Two members of the Greenbrier East coaching staff, Aaron Baker and Jake Harper, will join Lee on the sideline.
"You wish you could take your whole staff because you never want to slight anyone. I couldn't do this by myself," Lee said. "We have a great group of coaches on our staff, guys that are dedicated to everything we are doing here, and they have put their soul into it. I had some great guys on my previous staff also. Those guys were good to me. I enjoyed every one of them."
The two remaining assistant coach positions will be filled by Liberty head coach Mark Workman and Riverside's Alex Daugherty.
"I think this is a great experience for anyone, either as a head coach or as an assistant," Lee said.
After winning just one game over his first two years as head coach of a young and inexperienced Raiders team, Workman kept his team believing. Last season, Liberty improved to four wins and many believe Workman's crew will make a serious run at the postseason this fall.
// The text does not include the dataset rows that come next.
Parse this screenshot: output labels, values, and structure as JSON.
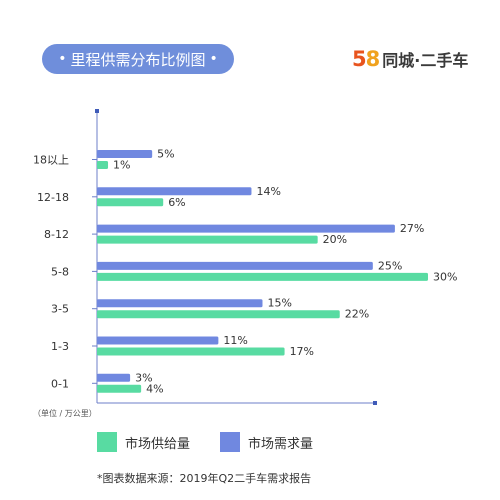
{
  "header": {
    "title": "里程供需分布比例图",
    "title_dot": "•",
    "brand_num_5": "5",
    "brand_num_8": "8",
    "brand_text": "同城·二手车"
  },
  "unit_label": "（单位 / 万公里）",
  "source": "*图表数据来源：2019年Q2二手车需求报告",
  "legend": [
    {
      "label": "市场供给量",
      "color": "#58dba2"
    },
    {
      "label": "市场需求量",
      "color": "#7088e0"
    }
  ],
  "chart_data": {
    "type": "bar",
    "orientation": "horizontal",
    "categories": [
      "18以上",
      "12-18",
      "8-12",
      "5-8",
      "3-5",
      "1-3",
      "0-1"
    ],
    "series": [
      {
        "name": "市场需求量",
        "color": "#7088e0",
        "values": [
          5,
          14,
          27,
          25,
          15,
          11,
          3
        ]
      },
      {
        "name": "市场供给量",
        "color": "#58dba2",
        "values": [
          1,
          6,
          20,
          30,
          22,
          17,
          4
        ]
      }
    ],
    "value_suffix": "%",
    "xlim": [
      0,
      30
    ]
  }
}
"We had a couple of conversations about JV games and I could hear his spirit in the tone in his voice," Lee said about Workman. "That is what you look for. Wins and losses — everybody wants to win, but there is more to it than that."
Daugherty was chosen for similar reasons after a casual conversation at last year's state playoff meeting.
Spirit is important to Lee, who sees coaching as a calling and a platform to help prepare players for life, on and off the gridiron.
"You take advantage of it to make kids better," Lee said. "It is a great platform for me to represent my Lord and Savior. Every chance I get, I try to impart something about Jesus Christ to these young men. We want to make sure when the young men leave our program, they are not just an athlete, they are full person."
It is Lee's sincere hope that the players get the opportunity to play, but he is also well aware of the dangers of the COVID-19 pandemic.
"My blessings to everyone. We are dealing with something we have not dealt with before as a country and a community," Lee said. "Let's just keep praying for one another and stick together. We can beat this thing."